When I walk around this estate, I remember how, at one time, Council Estates were given a bad reputation, which they certainly did not deserve, as the ‘Powers that Be’ sought to undermine the many achievements that members of the Working Class could claim to have made. I will continue my thoughts on the ways and means of our political activity in my next article. I will close this one with some thoughts from Antonio Gramsci
“That is why the Communist Party is not abstaining from the elections. Because it wants the experiment carried out with full effectiveness and educative force. Because the Communist Party is the party not just of the proletarian vanguard, but of the great popular masses — even the most backward and benighted. It wants to reach and defeat the democratic socialist illusion even in its deepest lair. Will the elections, staged as they are in the environment of freedom and equality which is specific to bourgeois democracy, give the working class even just one deputy? This single one will then represent the whole oppressed class. His voice will be heard by the whole class. A slogan proclaimed by this single deputy, under the mandate of the proletarian party, will be accepted and put into practice by the whole class.

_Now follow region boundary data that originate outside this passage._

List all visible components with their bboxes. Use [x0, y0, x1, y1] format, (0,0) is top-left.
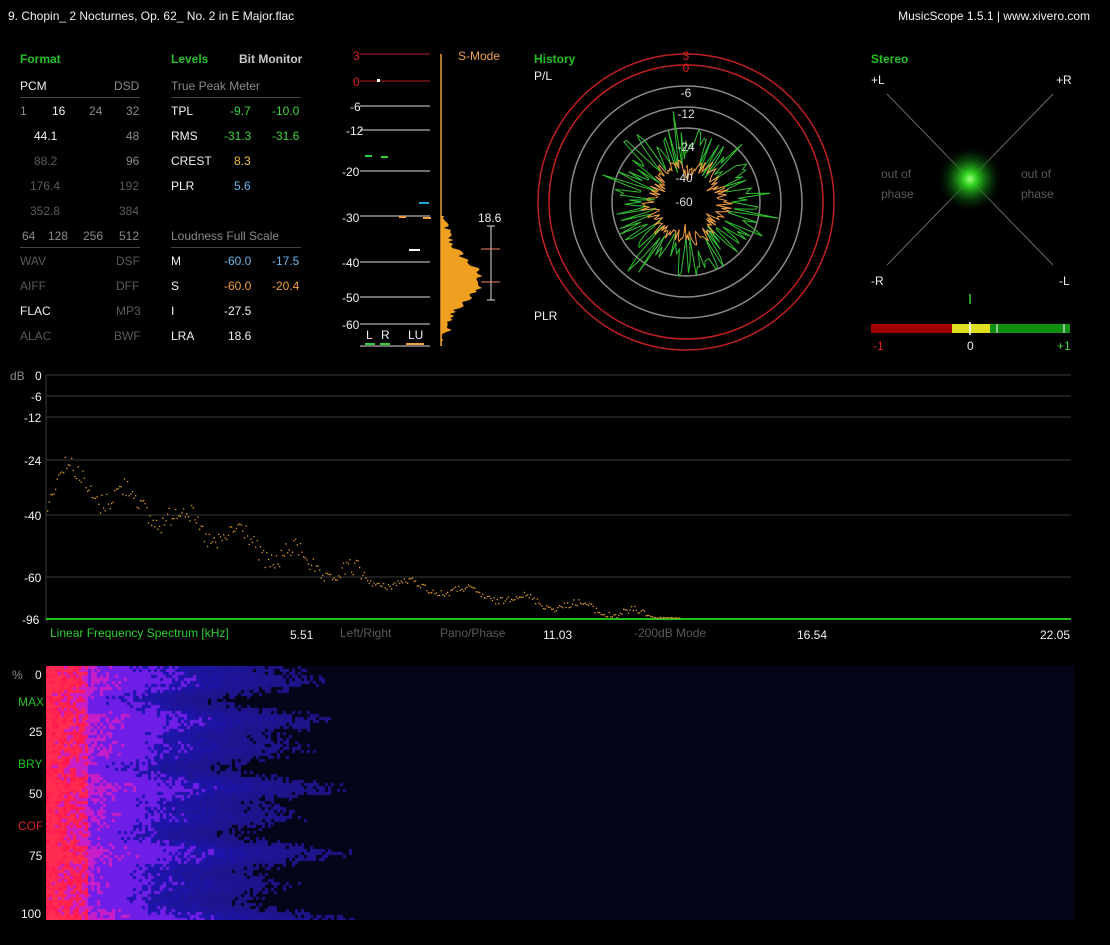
- corr-plus-1: +1: [1057, 339, 1071, 353]
- meter-tick-20: -20: [342, 165, 360, 179]
- meter-graphic: [360, 53, 500, 347]
- ring-24: -24: [677, 140, 695, 154]
- rate-352-8: 352.8: [30, 204, 61, 218]
- corr-minus-1: -1: [873, 339, 884, 353]
- container-mp3: MP3: [116, 304, 141, 318]
- bit-24: 24: [89, 104, 103, 118]
- s-label: S: [171, 279, 180, 293]
- levels-header: Levels: [171, 52, 209, 66]
- pano-phase-mode[interactable]: Pano/Phase: [440, 626, 505, 640]
- meter-tick-60: -60: [342, 318, 360, 332]
- rate-176-4: 176.4: [30, 179, 61, 193]
- lra-value: 18.6: [228, 329, 252, 343]
- lra-label: LRA: [171, 329, 195, 343]
- i-label: I: [171, 304, 175, 318]
- pct-tick-50: 50: [29, 787, 43, 801]
- bry-marker: BRY: [18, 757, 43, 771]
- meter-tick-30: -30: [342, 211, 360, 225]
- freq-tick-5-51: 5.51: [290, 628, 314, 642]
- tpl-right: -10.0: [272, 104, 300, 118]
- bit-16: 16: [52, 104, 66, 118]
- true-peak-label: True Peak Meter: [171, 79, 260, 93]
- stereo-header: Stereo: [871, 52, 909, 66]
- dsd-512: 512: [119, 229, 140, 243]
- format-header: Format: [20, 52, 61, 66]
- dsd-256: 256: [83, 229, 104, 243]
- container-aiff: AIFF: [20, 279, 46, 293]
- meter-tick-0: 0: [353, 75, 360, 89]
- meter-tick-50: -50: [342, 291, 360, 305]
- rate-88-2: 88.2: [34, 154, 58, 168]
- left-right-mode[interactable]: Left/Right: [340, 626, 391, 640]
- history-radar: 3 0 -6 -12 -24 -40 -60: [537, 49, 835, 351]
- bit-monitor-tab[interactable]: Bit Monitor: [239, 52, 302, 66]
- lra-meter-value: 18.6: [478, 211, 502, 225]
- corr-zero: 0: [967, 339, 974, 353]
- m-label: M: [171, 254, 181, 268]
- container-alac: ALAC: [20, 329, 52, 343]
- rms-left: -31.3: [224, 129, 252, 143]
- ring-60: -60: [675, 195, 693, 209]
- meter-tick-12: -12: [346, 124, 364, 138]
- m-value-a: -60.0: [224, 254, 252, 268]
- max-marker: MAX: [18, 695, 45, 709]
- freq-tick-22-05: 22.05: [1040, 628, 1071, 642]
- channel-lu: LU: [408, 328, 424, 342]
- ring-0: 0: [683, 61, 690, 75]
- plr-value: 5.6: [234, 179, 251, 193]
- rate-96: 96: [126, 154, 140, 168]
- dsd-128: 128: [48, 229, 69, 243]
- s-mode-button[interactable]: S-Mode: [458, 49, 500, 63]
- rms-right: -31.6: [272, 129, 300, 143]
- spectrogram-canvas: [46, 666, 1074, 920]
- s-value-b: -20.4: [272, 279, 300, 293]
- freq-tick-11-03: 11.03: [543, 628, 573, 642]
- crest-label: CREST: [171, 154, 212, 168]
- freq-tick-16-54: 16.54: [797, 628, 828, 642]
- spectrum-title: Linear Frequency Spectrum [kHz]: [50, 626, 229, 640]
- loudness-label: Loudness Full Scale: [171, 229, 280, 243]
- plr-label: PLR: [171, 179, 195, 193]
- ring-40: -40: [675, 171, 693, 185]
- bit-32: 32: [126, 104, 140, 118]
- container-dff: DFF: [116, 279, 140, 293]
- ring-12: -12: [677, 107, 695, 121]
- pct-tick-75: 75: [29, 849, 43, 863]
- meter-tick-3: 3: [353, 49, 360, 63]
- tpl-left: -9.7: [230, 104, 251, 118]
- stereo-scope: [871, 93, 1070, 335]
- m-value-b: -17.5: [272, 254, 300, 268]
- rms-label: RMS: [171, 129, 198, 143]
- s-value-a: -60.0: [224, 279, 252, 293]
- tpl-label: TPL: [171, 104, 194, 118]
- pct-tick-25: 25: [29, 725, 43, 739]
- pct-label: %: [12, 668, 23, 682]
- cof-marker: COF: [18, 819, 44, 833]
- rate-192: 192: [119, 179, 140, 193]
- track-title: 9. Chopin_ 2 Nocturnes, Op. 62_ No. 2 in…: [8, 9, 295, 23]
- dsd-64: 64: [22, 229, 36, 243]
- container-dsf: DSF: [116, 254, 140, 268]
- rate-384: 384: [119, 204, 140, 218]
- ring-6: -6: [681, 86, 692, 100]
- pcm-label[interactable]: PCM: [20, 79, 47, 93]
- rate-44-1: 44.1: [34, 129, 58, 143]
- bit-1: 1: [20, 104, 27, 118]
- container-wav: WAV: [20, 254, 46, 268]
- crest-value: 8.3: [234, 154, 251, 168]
- meter-tick-40: -40: [342, 256, 360, 270]
- channel-l: L: [366, 328, 373, 342]
- spectrum-plot: [45, 374, 1071, 622]
- dsd-label[interactable]: DSD: [114, 79, 139, 93]
- rate-48: 48: [126, 129, 140, 143]
- container-flac: FLAC: [20, 304, 51, 318]
- app-title: MusicScope 1.5.1 | www.xivero.com: [898, 9, 1090, 23]
- pct-tick-100: 100: [21, 907, 42, 921]
- i-value: -27.5: [224, 304, 252, 318]
- channel-r: R: [381, 328, 390, 342]
- minus-200db-mode[interactable]: -200dB Mode: [634, 626, 706, 640]
- meter-tick-6: -6: [350, 100, 361, 114]
- container-bwf: BWF: [114, 329, 141, 343]
- pct-tick-0: 0: [35, 668, 42, 682]
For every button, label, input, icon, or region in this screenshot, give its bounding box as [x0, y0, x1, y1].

Such a situation will inexorable provoke the explosion of new representative institutions, which will,counterpose themselves to, Parliament and replace it: no popular layer will regret it or fight for it”
Gramsci: Political Writings 1921 - 1926
At present we do not have such a Party, but we do have a working class that is being forced to pay for the multiple crises created by the ruling class and its economic system of Capitalism. United we can come together into such a party and prove the wisdom of Gramsci’s words.